A small book in size but thick with imagery and has left this reader to ponder death, life, and the moments that may lie in between.
A complex, essay-like fiction on a traumatic death, on the interiors of morgues and the timbre of corpses and lakes and voices. Rewarding reading, but make a space around yourself for this to devote full attention to the winding, reverberating prose.
An experimental, poetic, stream-of-consciousness about death and grief and ghosts.

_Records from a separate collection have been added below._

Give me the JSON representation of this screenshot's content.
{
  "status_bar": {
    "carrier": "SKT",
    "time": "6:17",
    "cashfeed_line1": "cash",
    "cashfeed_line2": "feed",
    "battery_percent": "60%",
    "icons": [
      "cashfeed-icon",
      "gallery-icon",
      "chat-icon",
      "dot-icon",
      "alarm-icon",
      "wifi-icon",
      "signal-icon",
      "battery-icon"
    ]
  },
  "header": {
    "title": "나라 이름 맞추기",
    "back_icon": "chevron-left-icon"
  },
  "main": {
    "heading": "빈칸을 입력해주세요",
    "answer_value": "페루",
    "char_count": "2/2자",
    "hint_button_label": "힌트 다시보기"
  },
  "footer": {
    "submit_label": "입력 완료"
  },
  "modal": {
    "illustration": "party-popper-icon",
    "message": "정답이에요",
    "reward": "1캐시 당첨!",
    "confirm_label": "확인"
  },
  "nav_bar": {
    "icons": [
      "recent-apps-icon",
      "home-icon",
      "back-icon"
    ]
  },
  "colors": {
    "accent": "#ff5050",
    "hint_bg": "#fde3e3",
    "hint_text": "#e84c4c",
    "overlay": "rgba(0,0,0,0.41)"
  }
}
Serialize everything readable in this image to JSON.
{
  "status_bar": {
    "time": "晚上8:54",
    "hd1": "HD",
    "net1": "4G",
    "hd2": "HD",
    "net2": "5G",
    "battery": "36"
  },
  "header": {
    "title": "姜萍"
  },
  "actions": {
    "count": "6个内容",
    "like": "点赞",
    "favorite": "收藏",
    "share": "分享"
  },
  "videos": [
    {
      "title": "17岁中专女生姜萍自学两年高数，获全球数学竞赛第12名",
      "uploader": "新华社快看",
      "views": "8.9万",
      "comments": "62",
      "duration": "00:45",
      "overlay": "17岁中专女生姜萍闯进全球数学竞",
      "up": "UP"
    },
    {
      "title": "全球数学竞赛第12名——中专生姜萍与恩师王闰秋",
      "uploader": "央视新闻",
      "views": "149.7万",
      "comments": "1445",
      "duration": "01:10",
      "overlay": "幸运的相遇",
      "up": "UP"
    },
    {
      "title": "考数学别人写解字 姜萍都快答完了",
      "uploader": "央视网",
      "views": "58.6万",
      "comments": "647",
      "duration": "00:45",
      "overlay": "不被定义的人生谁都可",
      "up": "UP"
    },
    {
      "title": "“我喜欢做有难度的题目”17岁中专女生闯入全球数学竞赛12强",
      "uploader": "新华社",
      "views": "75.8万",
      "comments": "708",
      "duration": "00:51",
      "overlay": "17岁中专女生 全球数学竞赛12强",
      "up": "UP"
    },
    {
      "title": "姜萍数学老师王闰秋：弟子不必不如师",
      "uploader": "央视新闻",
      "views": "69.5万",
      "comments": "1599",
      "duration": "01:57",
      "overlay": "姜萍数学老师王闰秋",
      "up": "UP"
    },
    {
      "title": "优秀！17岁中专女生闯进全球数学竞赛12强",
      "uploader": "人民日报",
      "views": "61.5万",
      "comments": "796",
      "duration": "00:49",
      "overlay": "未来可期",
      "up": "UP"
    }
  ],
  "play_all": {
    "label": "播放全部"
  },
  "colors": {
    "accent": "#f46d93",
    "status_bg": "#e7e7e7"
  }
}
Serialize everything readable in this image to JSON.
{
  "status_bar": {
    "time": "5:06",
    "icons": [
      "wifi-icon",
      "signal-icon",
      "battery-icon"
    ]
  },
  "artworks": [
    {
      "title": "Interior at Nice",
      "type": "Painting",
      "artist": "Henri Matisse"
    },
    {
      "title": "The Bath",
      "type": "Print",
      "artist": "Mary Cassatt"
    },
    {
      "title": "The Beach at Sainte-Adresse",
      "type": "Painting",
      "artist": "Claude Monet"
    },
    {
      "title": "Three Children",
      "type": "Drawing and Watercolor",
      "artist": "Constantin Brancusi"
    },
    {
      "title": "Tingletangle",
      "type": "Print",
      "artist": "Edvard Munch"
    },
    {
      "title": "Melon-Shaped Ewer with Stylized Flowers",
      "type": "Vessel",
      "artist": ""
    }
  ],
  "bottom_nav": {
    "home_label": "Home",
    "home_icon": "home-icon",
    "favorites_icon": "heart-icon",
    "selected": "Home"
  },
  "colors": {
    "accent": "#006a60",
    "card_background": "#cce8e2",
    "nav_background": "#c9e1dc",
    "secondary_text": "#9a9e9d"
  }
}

The “storyline” about the narrator thinking through her father’s death, and death in general, conflating her hotel room with a morgue created an otherworldly atmosphere. I loved the natural imagery throughout this work—trees, flowers, rot, soil. Donato’s looping language creates a type of fugue (compositionally and psychiatrically); she repeats, and makes the reader repeat many phrases throughout this little book: “Life is the body of death” “What does it mean to be dead?” “Do you smoke?”
My favorite lines from “Burial”
“And sadness always sticks. Or if sadness softens, another sadness hardens in the throat’s wooded forest. Indeed the throat is a forest: a lush, wooded environment covered in brush, small trees, and shrubs that bloom white leaves.” (4)
“Sadness leaves the body dumb.” (28)
“Grief floats to the tips of one’s fingers—a kinetic place of rest, a lovely place to die.” (29)
“Water lilies hang majestically from half-dead canvases, weep themselves a succession of notes: small, handwritten reminders that grief will pass like a ghost, and life will continue despite the body’s termination.” (65)
"Sadness leaves the body dumb. Again, the mind turns toward itself: one lukewarm rupture of protuberance devolves the back of the head, and the brain expands, implodes, and then refills with helium, which turns memory grey, grey as the overcast sky or a handful of ash, and the hand--the disembodied hand--is severed at its wrist."
I haven't read this yet but I totally will because Claire is the daughter of my french professor at Clarion University!! I'm surprised I actually found her book!